Andrej verschwieg Alexandra, dass der Abend, an dem er Polina das Nachthemd geschenkt hatte, trotzdem kein Erfolg gewesen war. Sie hatte es nur schräg angeguckt und war das ganze Wochenende so zickig und abweisend gewesen, dass Andrej sich fragte, was um alles in der Welt er ausgefressen hatte. Er überlegte, ob er mit Alexandra darüber reden sollte, entschied aber, dass sie sich dafür noch nicht gut genug kannten.

„Ich möchte dich zum Essen einladen, zum Dank dafür, dass du mich vorhin gerettet hast“, riss Alexandra ihn aus seinen Gedanken.

„Wirklich? Das ist nicht nötig, war selbstverständlich für mich.“

„Ich möchte es aber gerne. Oder willst du nicht mit mir ausgehen?“ Sie legte den Kopf ein wenig schief und lachte ihn kokett an.

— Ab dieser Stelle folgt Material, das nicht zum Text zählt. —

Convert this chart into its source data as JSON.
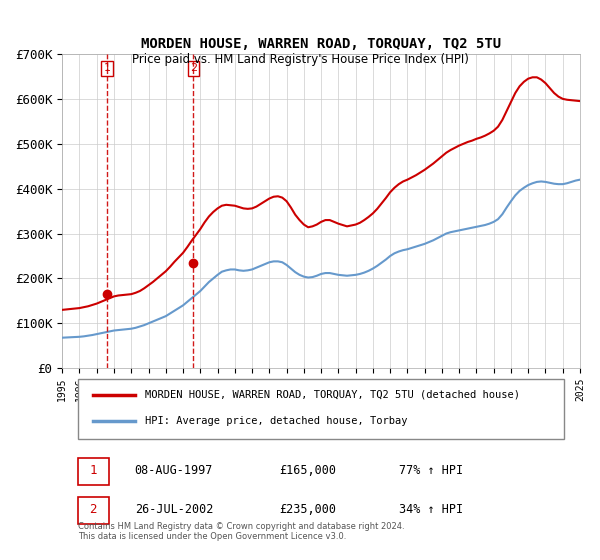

„Oh, doch“, versicherte er automatisch aus Höflichkeit, aber dann merkte er, dass er sich über ihr Angebot freute. Er fand sie attraktiv und sympathisch, und schließlich hatte er sich gerade eben erst beklagt, dass er zu wenig Kontakt zu deutschen Frauen hatte. „Gerne. Wann?“

„Wann du willst. Wie wäre es mit übermorgen?“

Andrej dachte kurz nach. Polina hatte erwähnt, dass sie Mittwochabend mit Natascha verabredet war, das passte also gut. Er nickte. „Wohin möchtest du?“

„Wie wäre es mit einem russischen Restaurant? Du kennst bestimmt eins. Stell dir vor, ich war noch nie russisch essen.“

„Das müssen wir unbedingt ändern.“

Bei Whisky und Kerzenschein verging die Zeit wie im Flug. Es war schon nach eins, als Andrej sich verabschiedete und durch die neblig-kalten Straßen nach Hause ging. Trotz der pochenden Wunde an seinem Arm fühlte er sich viel unbeschwerter und heiterer als noch zwei Stunden zuvor.